Having options made me persevere with breastfeeding. It was more of a choice that I wanted to do and there was a choice not to (by giving a bottle in a cluster feeding evening).

Absolutely nothing wrong with combi feeding.

what is wrong with the mumsnet post is they presented is a great option- which it can be- with no mention of the downsides.

however it isn’t always easy and starting combi feeding can mean the end of bf. It did for me. My dc very quickly caught on to the fact bottles were less work, the milk was there instantly, no waiting for let down. My supply also pretty much instantly adjusted, which meant I had to plan feeds more around bottles, there was less milk, so baby ramped up the breast refusal, so gave more bottles.

it took about two weeks from introducing the first bottle to not being able to bf anymore.

my second I refused to express, combi feed, or give in to any other “make your life easier” suggestions. It made my life much easier 😂

by all means combi feeding should be offered as an option. With the caveat it may not be that easy, so women can make an informed decision.

x2boys · 03/02/2023 12:59

AutumnScream · 03/02/2023 11:46

It also doesn't help that all breastfeeding threads turn into people claiming the science behind breastfeeding is outdated and wrong and that theres no actual benefits, and that women who are struggling should stop being martyrs and just stop.
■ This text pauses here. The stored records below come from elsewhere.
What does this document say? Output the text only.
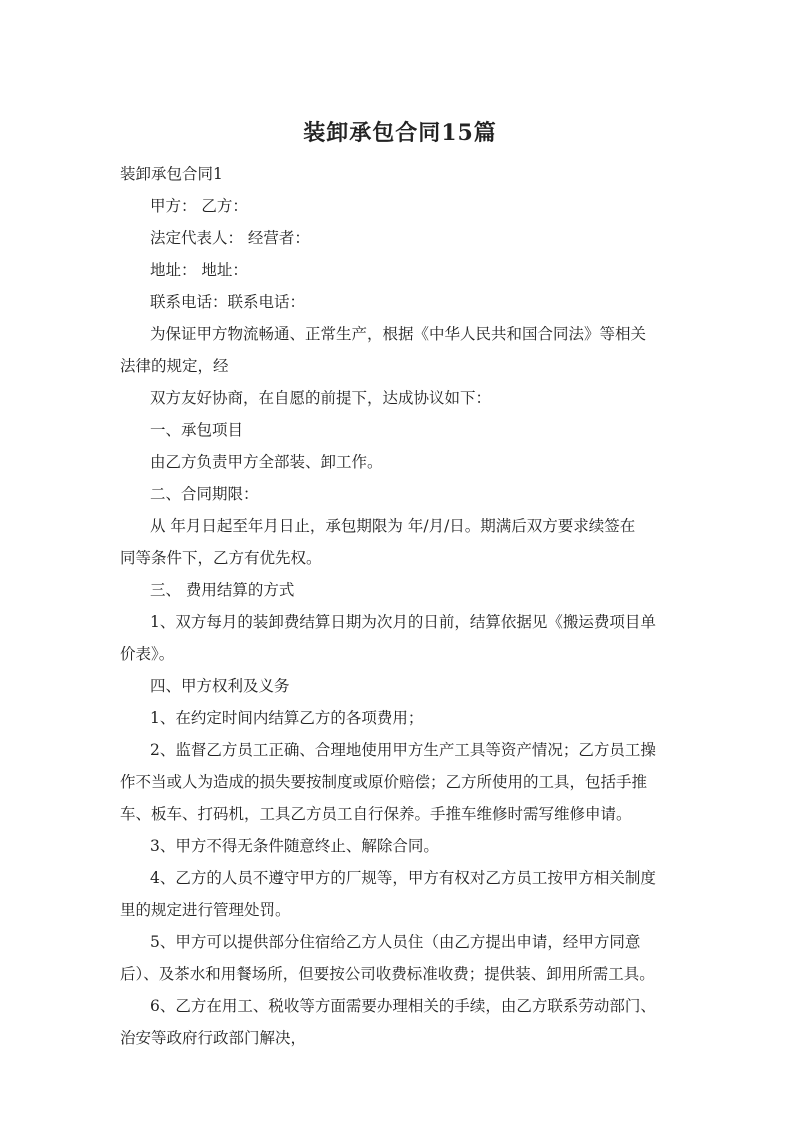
装卸承包合同15篇
装卸承包合同1
甲方： 乙方：
法定代表人： 经营者：
地址： 地址：
联系电话：联系电话：
为保证甲方物流畅通、正常生产，根据《中华人民共和国合同法》等相关
法律的规定，经
双方友好协商，在自愿的前提下，达成协议如下：
一、承包项目
由乙方负责甲方全部装、卸工作。
二、合同期限：
从 年月日起至年月日止，承包期限为 年/月/日。期满后双方要求续签在
同等条件下，乙方有优先权。
三、 费用结算的方式
1、双方每月的装卸费结算日期为次月的日前，结算依据见《搬运费项目单
价表》。
四、甲方权利及义务
1、在约定时间内结算乙方的各项费用；
2、监督乙方员工正确、合理地使用甲方生产工具等资产情况；乙方员工操
作不当或人为造成的损失要按制度或原价赔偿；乙方所使用的工具，包括手推
车、板车、打码机，工具乙方员工自行保养。手推车维修时需写维修申请。
3、甲方不得无条件随意终止、解除合同。
4、乙方的人员不遵守甲方的厂规等，甲方有权对乙方员工按甲方相关制度
里的规定进行管理处罚。
5、甲方可以提供部分住宿给乙方人员住（由乙方提出申请，经甲方同意
后）、及茶水和用餐场所，但要按公司收费标准收费；提供装、卸用所需工具。
6、乙方在用工、税收等方面需要办理相关的手续，由乙方联系劳动部门、
治安等政府行政部门解决，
I don't think I have ever seen a thread where a mother is struggling ,told to stop.being a martyr and just stop breastfeeding I have seen threads where mothers who are struggling are given loads of empathy and told there is nothing wrong with formula feeding if it helps mum and baby coup!ed with advice from others who have successfully breastfed in what helped them.
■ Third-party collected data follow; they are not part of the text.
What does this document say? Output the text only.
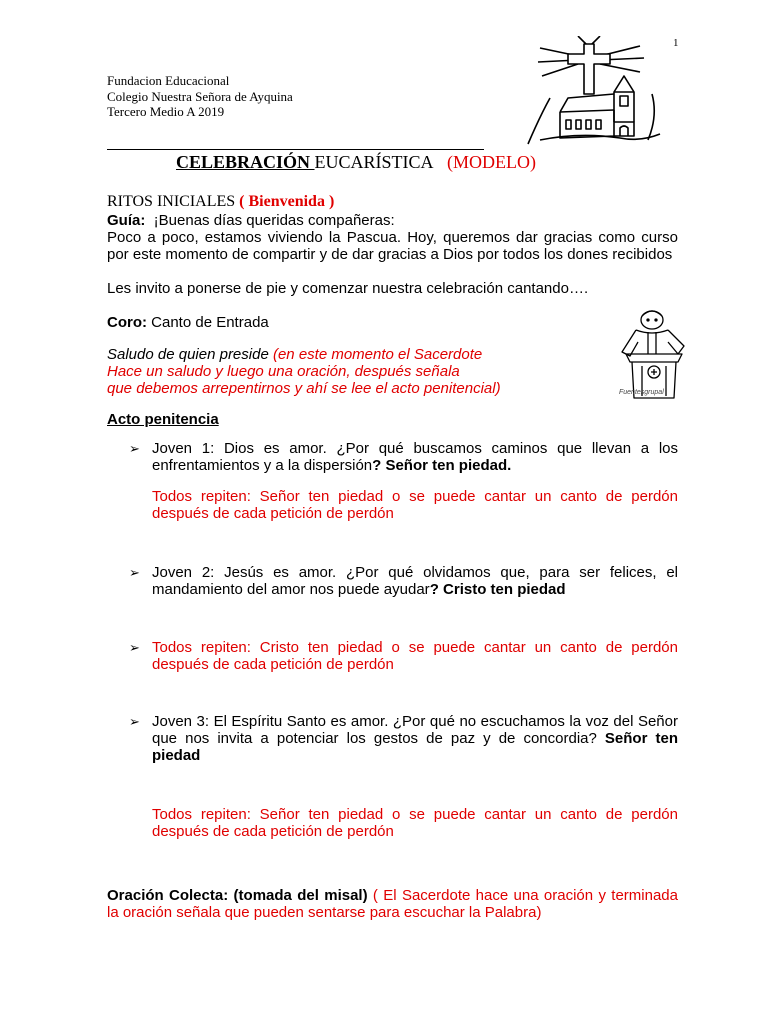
1
Fundacion Educacional
Colegio Nuestra Señora de Ayquina
Tercero Medio A 2019
CELEBRACIÓN EUCARÍSTICA (MODELO)
RITOS INICIALES ( Bienvenida )
Guía:  ¡Buenas días queridas compañeras:
Poco a poco, estamos viviendo la Pascua. Hoy, queremos dar gracias como curso por este momento de compartir y de dar gracias a Dios por todos los dones recibidos
Les invito a ponerse de pie y comenzar nuestra celebración cantando….
Coro: Canto de Entrada
Fuentesgrupal
Saludo de quien preside (en este momento el Sacerdote
Hace un saludo y luego una oración, después señala
que debemos arrepentirnos y ahí se lee el acto penitencial)
Acto penitencia
➢ Joven 1: Dios es amor. ¿Por qué buscamos caminos que llevan a los enfrentamientos y a la dispersión? Señor ten piedad.
Todos repiten: Señor ten piedad o se puede cantar un canto de perdón después de cada petición de perdón
➢ Joven 2: Jesús es amor. ¿Por qué olvidamos que, para ser felices, el mandamiento del amor nos puede ayudar? Cristo ten piedad
➢ Todos repiten: Cristo ten piedad o se puede cantar un canto de perdón después de cada petición de perdón
➢ Joven 3: El Espíritu Santo es amor. ¿Por qué no escuchamos la voz del Señor que nos invita a potenciar los gestos de paz y de concordia? Señor ten piedad
Todos repiten: Señor ten piedad o se puede cantar un canto de perdón después de cada petición de perdón
Oración Colecta: (tomada del misal) ( El Sacerdote hace una oración y terminada la oración señala que pueden sentarse para escuchar la Palabra)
Newnamenewme23 · 03/02/2023 13:06

just because you haven’t seen it doesn’t mean it doesn’t happen.

there’s a thread currently where a poster has told the o/p they’re “selfish” and “making their lives hard work” because they want to continue bf their 6 month old, and not piss around expressing/give formula because grandparents want to give a bottle.

I have seen the martyr comments a few times. Had it myself irl as well.